While most Americans support stricter gun laws, they feel that politicians and big money are preventing them from being passed. Americans believe that the gun debate in America is more influenced by politics than public safety. They are partially correct, according to polling.
Bipartisan support exists for people-related measures, such as background checks or a federal "red Flag" law. This could help to prevent mass shootings. There are also partisan differences about what to do with guns.
Democrats support more gun restrictions, including banning AR-15s and fewer people owning guns overall. They also support background checks as well as more mental health services. Republicans are opposed to AR-15 bans. They believe that more gun owners and more armed security will stop mass shootings. These measures, together with improved mental health screening, are most effective in stopping mass shootings.
Americans believe that mass shootings can be stopped if we do our best. Republicans are less likely to believe so, with four out of 10 Republicans saying that mass shootings are something we must accept in a free society.
Most people don't think Congress will make any major changes to gun policy within the next few months.
The chart below shows that background checks have similar support from all parties, with slightly less support for a federal flag law and Republicans having a very different view than Democrats and independents on banning AR-15s.
While the vast majority of Americans believe we can prevent mass shootings if it really was possible, Republicans are less likely to agree.
When we asked Americans why there are so many mass shootings here, the most common answer was that they believe the U.S. has more guns than other countries. Again, there are partisan divisions. Only about 25% of Republicans cite guns as the reason. The top reason for more Americans with mental health problems in the U.S., is the influence of violent movies or video games.
Democrats view gun-related policies, like more background checks or banning semi-automatic guns, as policies that "a lot" would help to prevent mass shootings. Republicans believe that better mental health care, more armed security and more religion would make people's lives more peaceful.
What amount of gun ownership is considered safer for America? That, too, breaks along partisan lines.
Seventy-two per cent of Democrats believe the U.S. would have a safer environment if there were fewer guns or no guns. Nearly half of Republicans (46%) believe the U.S. would have a safer environment if there were more guns.
One idea under discussion is to raise the minimum age for semi-automatic weapons. The majority of Americans believe that the minimum age for purchasing semi-automatic weapons like an AR-15 should not be below 21. This includes most Republicans.
Some people are now more supportive of stricter gun laws. This is a pattern that CBS News has seen before. Support for stricter gun laws has risen after mass shootings, but then has fallen over time.

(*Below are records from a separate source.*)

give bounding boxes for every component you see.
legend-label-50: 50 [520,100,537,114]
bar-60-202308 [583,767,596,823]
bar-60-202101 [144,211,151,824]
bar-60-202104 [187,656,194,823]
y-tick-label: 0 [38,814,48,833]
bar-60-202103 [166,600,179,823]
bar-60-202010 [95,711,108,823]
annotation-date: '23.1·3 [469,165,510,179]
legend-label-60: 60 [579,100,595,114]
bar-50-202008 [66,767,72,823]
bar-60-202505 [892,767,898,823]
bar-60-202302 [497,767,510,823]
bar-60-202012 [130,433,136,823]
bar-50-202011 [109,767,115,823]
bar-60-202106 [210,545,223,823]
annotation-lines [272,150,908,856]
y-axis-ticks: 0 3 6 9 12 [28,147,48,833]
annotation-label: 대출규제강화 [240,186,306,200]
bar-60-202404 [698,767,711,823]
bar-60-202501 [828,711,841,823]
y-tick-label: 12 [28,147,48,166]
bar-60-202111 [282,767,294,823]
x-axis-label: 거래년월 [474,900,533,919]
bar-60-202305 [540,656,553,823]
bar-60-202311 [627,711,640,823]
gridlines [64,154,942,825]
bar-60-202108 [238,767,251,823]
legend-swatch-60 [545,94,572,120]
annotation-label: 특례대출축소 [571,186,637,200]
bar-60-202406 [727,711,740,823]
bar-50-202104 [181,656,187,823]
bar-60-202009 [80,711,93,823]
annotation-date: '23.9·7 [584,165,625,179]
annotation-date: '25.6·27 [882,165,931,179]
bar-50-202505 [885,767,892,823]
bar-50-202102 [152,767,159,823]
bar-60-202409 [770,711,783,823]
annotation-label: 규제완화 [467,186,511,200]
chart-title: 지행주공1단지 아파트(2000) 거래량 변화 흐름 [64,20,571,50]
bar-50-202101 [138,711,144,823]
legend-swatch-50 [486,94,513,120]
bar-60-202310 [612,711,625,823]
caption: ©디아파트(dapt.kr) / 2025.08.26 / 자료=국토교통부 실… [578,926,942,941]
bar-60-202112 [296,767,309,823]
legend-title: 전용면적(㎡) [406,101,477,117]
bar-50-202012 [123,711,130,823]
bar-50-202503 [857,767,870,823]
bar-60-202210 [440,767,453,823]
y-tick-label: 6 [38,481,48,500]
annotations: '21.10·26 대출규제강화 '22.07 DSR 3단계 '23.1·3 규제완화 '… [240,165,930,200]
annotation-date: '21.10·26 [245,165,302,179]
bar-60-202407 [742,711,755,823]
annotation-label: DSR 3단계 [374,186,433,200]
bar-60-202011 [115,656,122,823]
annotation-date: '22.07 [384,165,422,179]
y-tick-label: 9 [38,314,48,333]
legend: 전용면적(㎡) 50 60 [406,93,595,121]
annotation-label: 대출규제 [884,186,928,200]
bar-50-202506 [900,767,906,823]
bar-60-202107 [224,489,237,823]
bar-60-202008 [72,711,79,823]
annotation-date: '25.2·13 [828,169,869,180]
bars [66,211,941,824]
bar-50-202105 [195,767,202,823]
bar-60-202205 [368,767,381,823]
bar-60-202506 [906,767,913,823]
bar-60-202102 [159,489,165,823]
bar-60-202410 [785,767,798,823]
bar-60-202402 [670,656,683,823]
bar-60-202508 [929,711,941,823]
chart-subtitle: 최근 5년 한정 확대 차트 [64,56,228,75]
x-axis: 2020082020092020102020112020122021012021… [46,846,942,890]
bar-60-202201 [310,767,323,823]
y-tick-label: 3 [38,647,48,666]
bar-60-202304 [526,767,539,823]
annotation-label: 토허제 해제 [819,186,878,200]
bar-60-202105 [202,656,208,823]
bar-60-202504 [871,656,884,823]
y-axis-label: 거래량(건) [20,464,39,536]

Overall, 76% of Americans believe things are going bad. This number has risen and is now equal to its highs in the first months of the 2020 pandemic.
The CBS News/YouGov survey included a nationally representative sample consisting of 2,021 U.S. adults interviewed from June 1-3, 2022. Based on the U.S. Census American Community Survey (current population survey) and 2020 presidential vote, the sample was weighted according gender, race, education, and age. The margin of error is +-2.6%.